KILDALL: I take the concept for the initial product, get an overall idea of what I want to do, and start coding right from the nucleus, letting it expand in the direction it flows. As long as I don't limit the fundamental data structures, features can be added. We did a videodisc called the Knowledge Disc, which carried over nicely into CD ROM retrieval systems. All text was done with bit-mapped fonts at the pixel level. A very nice side effect of working with pixels is that pictures go into the whole thing very cleanly and nicely. So we don't have to go back and do total redesigns of anything to add images to text that already exists on the CD ROM.

It's a problem if the design doesn't let you add features at a later date. If you have to redo a program, the hours you spend can cause you to lose your competitive edge. A flexible program demonstrates the difference between a good designer and someone who is just getting a piece of code out.

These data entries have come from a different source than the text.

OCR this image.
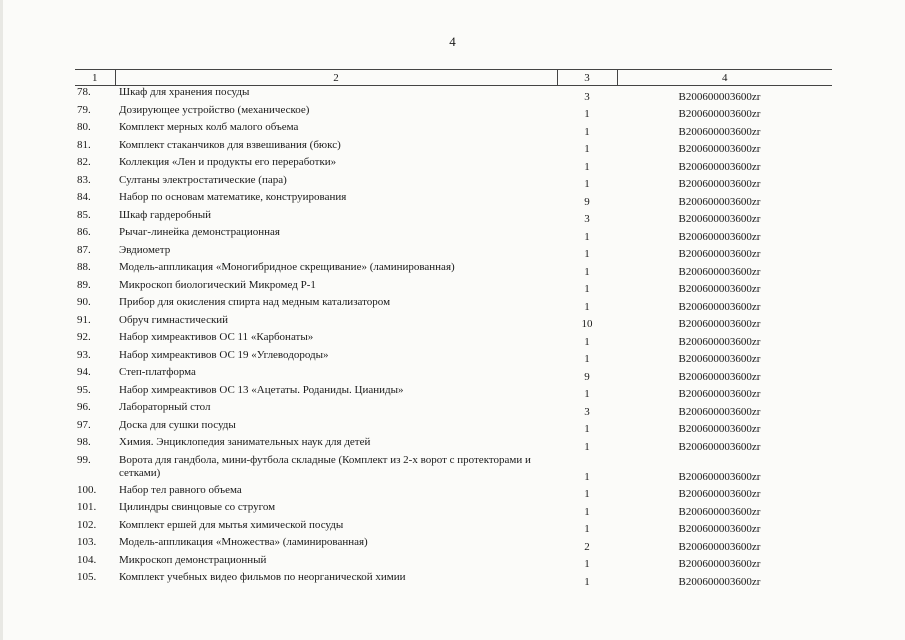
4
1	2	3	4
78.	Шкаф для хранения посуды	3	B200600003600zr
79.	Дозирующее устройство (механическое)	1	B200600003600zr
80.	Комплект мерных колб малого объема	1	B200600003600zr
81.	Комплект стаканчиков для взвешивания (бюкс)	1	B200600003600zr
82.	Коллекция «Лен и продукты его переработки»	1	B200600003600zr
83.	Султаны электростатические (пара)	1	B200600003600zr
84.	Набор по основам математике, конструирования	9	B200600003600zr
85.	Шкаф гардеробный	3	B200600003600zr
86.	Рычаг-линейка демонстрационная	1	B200600003600zr
87.	Эвдиометр	1	B200600003600zr
88.	Модель-аппликация «Моногибридное скрещивание» (ламинированная)	1	B200600003600zr
89.	Микроскоп биологический Микромед Р-1	1	B200600003600zr
90.	Прибор для окисления спирта над медным катализатором	1	B200600003600zr
91.	Обруч гимнастический	10	B200600003600zr
92.	Набор химреактивов ОС 11 «Карбонаты»	1	B200600003600zr
93.	Набор химреактивов ОС 19 «Углеводороды»	1	B200600003600zr
94.	Степ-платформа	9	B200600003600zr
95.	Набор химреактивов ОС 13 «Ацетаты. Роданиды. Цианиды»	1	B200600003600zr
96.	Лабораторный стол	3	B200600003600zr
97.	Доска для сушки посуды	1	B200600003600zr
98.	Химия. Энциклопедия занимательных наук для детей	1	B200600003600zr
99.	Ворота для гандбола, мини-футбола складные (Комплект из 2-х ворот с протекторами и сетками)	1	B200600003600zr
100.	Набор тел равного объема	1	B200600003600zr
101.	Цилиндры свинцовые со стругом	1	B200600003600zr
102.	Комплект ершей для мытья химической посуды	1	B200600003600zr
103.	Модель-аппликация «Множества» (ламинированная)	2	B200600003600zr
104.	Микроскоп демонстрационный	1	B200600003600zr
105.	Комплект учебных видео фильмов по неорганической химии	1	B200600003600zr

Right now, we're going full speed ahead just to blast as many people out of the water as we possibly can. We're hoping to be ready by the first part of 1986. Economically, we have no choice but to go fast and to use this technology. It's the best. Then we make sure that we license the rights to it.

INTERVIEWER: Are knowledge systems part of where you see the home market going?

KILDALL: Yes. People don't usually go home to work. Some tasks people do at home are related to work, like keeping track of taxes or running a little home business. But mostly they go home to relax. I think games and entertainment are valuable. We have a lot of trouble figuring out how to entertain people at home. And TV does a good job right now; competing with "Dynasty" is extremely difficult.

One possible computer application is something to help kids study. My fourteen-year-old daughter is taking some hard courses and she needs help studying. Computer applications like that would give me a direct benefit: My child does better and that helps her in the future. That's clearly an important area for development.

Another area for development is providing general information about selected subjects, such as medicine. People go to doctors for many reasons. Some are psychological. But sometimes they only want medical information. It costs a lot to go to the doctor, and if people had less expensive ways to access that data, they would. Here's another example: When I want a car, I try and shop L.A., San Francisco, and San Jose to get the best prices. But it's virtually impossible to get the facts about car dealers because people who don't want you to be able to shop like that are protecting the information. I'd be a candidate for that information because it could save me thousands of dollars, not to mention a lot of time. I'd pay a reasonable amount to get it.

We want to develop applications that will give people a definite economic advantage if they buy them. That's why we went for an encyclopedia as the first CD ROM application. Everyone knows encyclopedias usually cost about $1,000. Someone can rationalize buying a computer that has the encyclopedia, if it's in the same price range as the printed encyclopedia.

INTERVIEWER: How friendly will this machine be?

KILDALL: Well, I don't think it's a matter of friendliness, because ultimately if the program is going to accomplish anything of value, it will probably be relatively complex.

Some people suggest that machines would be friendlier if input could be in a natural language. But natural language is probably the worst kind of input because it can be quite ambiguous. The process of retrieving information from the computer would be so time-consuming that you would be better off spending that time getting the information directly from an expert.

Expert systems will be the ultimate in user friendliness. But we're a long way from having the expert in the box. The doctor-in-a-box, although a phenomenal product, is incredibly complex. It would have to be perfect. Someday, we'll have programs like that. I just don't know how far off they are, and there are lots of problems to solve along the way, but that's the fun part.